Guinness Asset Management Global Energy Fund
17 June 2008
The Guinness Global Energy Fund offers investors the opportunity to gain exposure to the potentially increasing value of energy companies arising from the growing global demand for energy and from the world’s diminishing supply of hydrocarbon reserves.
This fund follows the recent UK retail market launch of the Guinness Alternative Energy Fund on 21 February 2008. It is the intention that these will be the first funds of a full stable of specialist sector and thematic funds which will enable investors to gain exposure to investments in energy, Asia and innovation.
The fund will be managed by Tim Guinness, a Citywire AAA-rated fund manager with over 26 years’ fund management experience.
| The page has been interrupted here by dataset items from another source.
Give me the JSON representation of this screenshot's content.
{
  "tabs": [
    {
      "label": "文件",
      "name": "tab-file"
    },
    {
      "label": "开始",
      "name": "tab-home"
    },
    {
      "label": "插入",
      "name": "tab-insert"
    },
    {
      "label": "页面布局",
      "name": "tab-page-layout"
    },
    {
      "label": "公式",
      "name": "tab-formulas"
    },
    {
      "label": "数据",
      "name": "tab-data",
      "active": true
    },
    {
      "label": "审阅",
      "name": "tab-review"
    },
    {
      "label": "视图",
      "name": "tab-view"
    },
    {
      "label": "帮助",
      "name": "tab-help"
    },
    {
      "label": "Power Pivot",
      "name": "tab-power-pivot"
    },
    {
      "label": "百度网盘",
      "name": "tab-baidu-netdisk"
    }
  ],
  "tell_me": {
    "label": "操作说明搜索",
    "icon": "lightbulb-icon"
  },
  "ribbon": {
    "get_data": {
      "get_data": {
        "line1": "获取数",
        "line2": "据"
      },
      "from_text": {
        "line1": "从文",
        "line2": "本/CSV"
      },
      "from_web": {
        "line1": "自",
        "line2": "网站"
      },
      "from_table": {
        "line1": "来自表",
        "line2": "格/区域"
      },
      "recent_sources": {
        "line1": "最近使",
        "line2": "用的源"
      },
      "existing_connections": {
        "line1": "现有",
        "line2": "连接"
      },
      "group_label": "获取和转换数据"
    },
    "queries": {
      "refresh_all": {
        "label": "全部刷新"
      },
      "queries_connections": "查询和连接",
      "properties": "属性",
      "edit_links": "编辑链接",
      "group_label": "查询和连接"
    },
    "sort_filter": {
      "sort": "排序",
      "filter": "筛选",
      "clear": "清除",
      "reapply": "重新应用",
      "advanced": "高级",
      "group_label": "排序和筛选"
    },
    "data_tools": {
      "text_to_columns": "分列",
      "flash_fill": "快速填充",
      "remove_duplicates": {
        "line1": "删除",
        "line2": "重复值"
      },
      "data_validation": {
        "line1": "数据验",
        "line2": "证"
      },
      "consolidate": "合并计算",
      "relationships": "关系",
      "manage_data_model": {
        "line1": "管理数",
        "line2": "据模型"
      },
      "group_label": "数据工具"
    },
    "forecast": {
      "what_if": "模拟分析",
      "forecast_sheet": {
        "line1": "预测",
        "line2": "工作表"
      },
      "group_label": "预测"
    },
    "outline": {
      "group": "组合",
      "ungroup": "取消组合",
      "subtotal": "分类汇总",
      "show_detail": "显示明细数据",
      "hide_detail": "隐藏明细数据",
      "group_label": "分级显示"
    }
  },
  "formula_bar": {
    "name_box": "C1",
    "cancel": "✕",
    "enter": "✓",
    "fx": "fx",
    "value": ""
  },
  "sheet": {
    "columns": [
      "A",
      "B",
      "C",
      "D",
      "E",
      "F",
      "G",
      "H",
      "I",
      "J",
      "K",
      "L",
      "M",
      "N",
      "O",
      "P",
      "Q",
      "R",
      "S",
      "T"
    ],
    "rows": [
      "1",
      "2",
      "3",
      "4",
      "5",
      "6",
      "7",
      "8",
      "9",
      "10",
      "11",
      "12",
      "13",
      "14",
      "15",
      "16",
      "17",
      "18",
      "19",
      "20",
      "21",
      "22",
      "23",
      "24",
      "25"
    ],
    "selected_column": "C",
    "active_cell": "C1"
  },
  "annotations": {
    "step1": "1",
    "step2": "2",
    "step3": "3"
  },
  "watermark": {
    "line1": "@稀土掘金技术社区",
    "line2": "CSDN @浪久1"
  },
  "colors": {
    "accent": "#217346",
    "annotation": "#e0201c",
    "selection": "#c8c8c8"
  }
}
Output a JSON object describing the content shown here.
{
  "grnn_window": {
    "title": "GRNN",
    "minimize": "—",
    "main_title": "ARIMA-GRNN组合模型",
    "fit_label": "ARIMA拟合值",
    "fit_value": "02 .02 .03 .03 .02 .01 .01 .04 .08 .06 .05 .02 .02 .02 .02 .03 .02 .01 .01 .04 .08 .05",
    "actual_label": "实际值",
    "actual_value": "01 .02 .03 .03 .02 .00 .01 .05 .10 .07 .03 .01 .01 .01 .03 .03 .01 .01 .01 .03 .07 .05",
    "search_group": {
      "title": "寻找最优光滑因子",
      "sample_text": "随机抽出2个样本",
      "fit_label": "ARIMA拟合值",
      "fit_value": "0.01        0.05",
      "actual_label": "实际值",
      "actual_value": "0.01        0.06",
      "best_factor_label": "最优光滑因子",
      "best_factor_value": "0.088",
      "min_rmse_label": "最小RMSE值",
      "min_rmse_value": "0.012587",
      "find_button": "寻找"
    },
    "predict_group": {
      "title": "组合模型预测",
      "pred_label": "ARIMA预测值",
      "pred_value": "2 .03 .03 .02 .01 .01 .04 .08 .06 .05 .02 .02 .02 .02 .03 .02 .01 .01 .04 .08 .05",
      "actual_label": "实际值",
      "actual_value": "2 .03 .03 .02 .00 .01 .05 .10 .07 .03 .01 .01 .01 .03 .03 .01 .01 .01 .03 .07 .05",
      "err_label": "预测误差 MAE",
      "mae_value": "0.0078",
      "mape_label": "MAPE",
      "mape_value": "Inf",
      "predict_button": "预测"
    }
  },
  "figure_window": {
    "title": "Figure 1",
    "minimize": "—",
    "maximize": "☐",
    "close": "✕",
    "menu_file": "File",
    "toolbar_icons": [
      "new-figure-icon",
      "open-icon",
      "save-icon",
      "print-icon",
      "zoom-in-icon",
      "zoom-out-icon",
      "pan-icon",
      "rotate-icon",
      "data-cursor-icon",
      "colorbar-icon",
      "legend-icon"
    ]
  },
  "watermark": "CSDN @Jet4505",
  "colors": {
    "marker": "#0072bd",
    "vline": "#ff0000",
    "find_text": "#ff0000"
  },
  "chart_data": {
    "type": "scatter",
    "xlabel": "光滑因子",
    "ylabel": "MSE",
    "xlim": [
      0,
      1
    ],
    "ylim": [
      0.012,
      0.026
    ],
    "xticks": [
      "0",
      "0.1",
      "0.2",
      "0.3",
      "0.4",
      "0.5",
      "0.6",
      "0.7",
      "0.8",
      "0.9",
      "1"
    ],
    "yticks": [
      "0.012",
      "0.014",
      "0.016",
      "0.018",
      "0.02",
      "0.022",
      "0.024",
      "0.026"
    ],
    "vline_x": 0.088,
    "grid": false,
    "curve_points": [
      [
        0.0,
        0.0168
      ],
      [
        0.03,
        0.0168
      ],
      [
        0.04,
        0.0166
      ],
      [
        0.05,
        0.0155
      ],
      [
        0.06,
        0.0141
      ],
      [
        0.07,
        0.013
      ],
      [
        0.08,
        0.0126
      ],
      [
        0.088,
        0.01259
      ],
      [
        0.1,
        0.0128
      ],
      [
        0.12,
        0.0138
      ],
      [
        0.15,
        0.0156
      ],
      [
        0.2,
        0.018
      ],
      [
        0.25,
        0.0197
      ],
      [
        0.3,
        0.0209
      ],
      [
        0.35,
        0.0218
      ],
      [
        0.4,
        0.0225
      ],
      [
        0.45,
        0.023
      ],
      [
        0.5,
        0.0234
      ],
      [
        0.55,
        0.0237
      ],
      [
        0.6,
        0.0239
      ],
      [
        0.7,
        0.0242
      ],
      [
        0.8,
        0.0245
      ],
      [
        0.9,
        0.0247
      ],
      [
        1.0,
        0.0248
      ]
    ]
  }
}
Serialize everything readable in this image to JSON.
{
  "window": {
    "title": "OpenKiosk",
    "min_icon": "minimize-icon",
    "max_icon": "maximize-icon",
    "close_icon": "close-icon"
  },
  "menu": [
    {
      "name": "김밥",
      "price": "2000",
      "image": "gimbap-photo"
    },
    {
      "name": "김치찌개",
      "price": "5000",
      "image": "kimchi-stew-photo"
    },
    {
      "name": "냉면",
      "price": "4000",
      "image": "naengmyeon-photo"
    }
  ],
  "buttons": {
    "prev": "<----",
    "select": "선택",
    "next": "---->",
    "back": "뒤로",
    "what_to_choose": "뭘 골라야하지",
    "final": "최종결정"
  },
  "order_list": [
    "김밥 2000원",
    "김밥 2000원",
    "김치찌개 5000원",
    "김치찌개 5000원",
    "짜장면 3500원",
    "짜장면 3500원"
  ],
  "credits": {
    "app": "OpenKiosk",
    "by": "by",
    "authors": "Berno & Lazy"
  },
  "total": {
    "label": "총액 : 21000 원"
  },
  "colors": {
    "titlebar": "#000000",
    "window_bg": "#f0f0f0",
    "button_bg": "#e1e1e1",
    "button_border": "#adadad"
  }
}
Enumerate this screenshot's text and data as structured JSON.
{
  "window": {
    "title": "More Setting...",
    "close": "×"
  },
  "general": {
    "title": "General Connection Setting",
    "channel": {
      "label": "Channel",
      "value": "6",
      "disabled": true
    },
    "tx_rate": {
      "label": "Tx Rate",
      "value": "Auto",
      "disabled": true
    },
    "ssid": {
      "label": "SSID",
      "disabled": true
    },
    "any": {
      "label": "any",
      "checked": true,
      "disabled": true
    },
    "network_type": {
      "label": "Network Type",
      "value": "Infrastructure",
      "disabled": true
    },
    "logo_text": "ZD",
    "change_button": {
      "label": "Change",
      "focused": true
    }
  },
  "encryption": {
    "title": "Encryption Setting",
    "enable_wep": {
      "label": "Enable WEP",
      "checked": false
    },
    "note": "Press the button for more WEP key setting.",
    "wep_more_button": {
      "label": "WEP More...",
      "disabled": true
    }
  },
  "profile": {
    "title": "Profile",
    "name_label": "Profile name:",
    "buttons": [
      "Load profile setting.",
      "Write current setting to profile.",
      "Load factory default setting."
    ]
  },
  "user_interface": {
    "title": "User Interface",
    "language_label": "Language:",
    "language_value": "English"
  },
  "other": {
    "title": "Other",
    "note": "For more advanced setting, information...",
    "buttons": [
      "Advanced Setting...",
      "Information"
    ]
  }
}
Minimum investment: US$20,000
Initial charge: 2%
Annual management fee: 1.5%
Contact: For more information visit www.guinnessfunds.com
Philip Johnson says:
The fund will invest in companies engaged in the exploration, production and distribution of energy. Energy includes oil, natural gas, coal, nuclear, utilities and alternative energy. Activities include exploration, production and distribution.
It will run a concentrated portfolio, investing in energy companies worldwide, both domiciled in developed economies such as the US, Europe and Asia and in emerging markets. Under normal market conditions the fund will invest in approximately 40 stocks.
Rising energy costs have signalled the end of cheap oil. Fundamental supply-demand economics dictate that the days of cheap oil are behind us. Yet global energy consumption continues to surge. Although the alternative energy revolution is under way, mainstream energy (oil, natural gas, coal, and other fossil fuels) will remain an important energy source for years to come. Demand from the developing world will continue to outstrip global supply growth, which creates a very favourable
trading environment for energy companies.
When thinking about investment into this fund it is worth taking a look at three factors relating to oil. Firstly, oil demand has grown from 31 million barrels in 1965 to 86 million barrels per day in 2007. Secondly, looking to the future, the International Energy Agency estimate for 2030 is 116 million barrels, a further 35 per cent increase. Lastly, Chinese oil demand has grown by 93 per cent in the last ten years.
Clearly this fund is not just concerned with investing in oil-related companies; other important areas of investment will be companies connected with utilities and alternative energy.
It is worth considering this fund as part of a well-balanced portfolio. Direct investment has a minimum subscription level for UK investors of £10,000. However, investment of less than £10,000 can be made by investing in an ISA using other platforms.